Statistics Canada has quietly made major changes to the country's census in time for the forthcoming round of national sampling in 2011. The long census questionnaire that provided information on a broad range of topics such as ethnicity, education, employment, income, housing and disability has been eliminated. Instead, those questions will be asked on a new, voluntary National Household Survey (NHS) and the results will never be released, in contrast with the treasure trove of census data that become public after 92 years.
First, some clarification on the 92 year figure. The Vancouver Sun article implies that the data collected in previous Census isn't released for nearly a century. Not true, or this wouldn't exist. The 92 year rule is about identification of respondents. This means that in 92 years, your name, birthday etc with your answers is made publicly available, but ONLY if you check the consent box when you complete your Census form. The other data, from which you cannot be personally identified, is made available in the present.

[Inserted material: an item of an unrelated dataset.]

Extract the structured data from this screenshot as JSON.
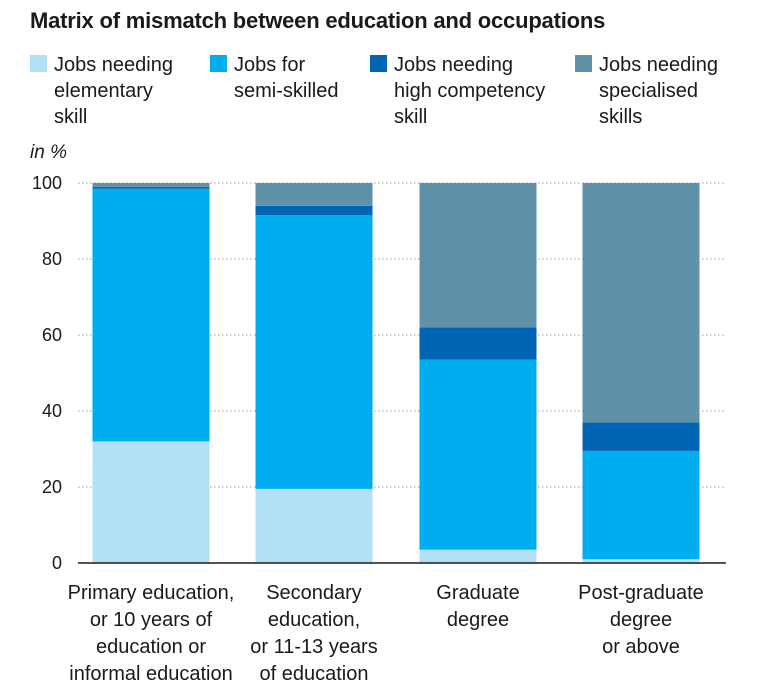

I use Census data a lot. I've also worked on the Census in the past. And while I have some serious questions about the ethics around methods of data collection and enumerator training for certain populations, I am left in no doubt as to the necessity of collecting the sort of detailed data one enters on the long form. In fact, it would be very hard for me, and many others, to do research without it.

It would make it difficult for public interest groups, citizens, business, and the government itself to collect the sort of information that enables them to track things like changes in employment, marriages, housing, ethnicity, and migration. Governments of all levels rely on this stuff for figuring out funding and service delivery. Businesses use it find profitable locations. Researchers use it to track social trends and generate the sort of papers and reports that further society and reveal problems. Smaller population centres and rural areas, where for sampling significance, the long form is used much more frequently would become black holes of statistical data.

BCL is right when he says,
So expect to see the response rate to StatsCan's new voluntary survey fall towards nil, which in effect means that the nation has taken a scalpel to its own brain and removed that part devoted to memory.
If the changes are as advertised, the result would be a hodgepodge of returned surveys that might show interesting trends regarding the sorts people who actually return the form, but little else. The data would be useless. It would be akin to trading in your GPS for a Mappa Mundi.

As to why the government would intentionally lobotomise the nation, I can only speculate. Is it just brainless cost cutting (Census is expensive and these are reality challeged Conservatives were dealing with)? Or some misguided notion of libertarianism (again, the reality challenged)?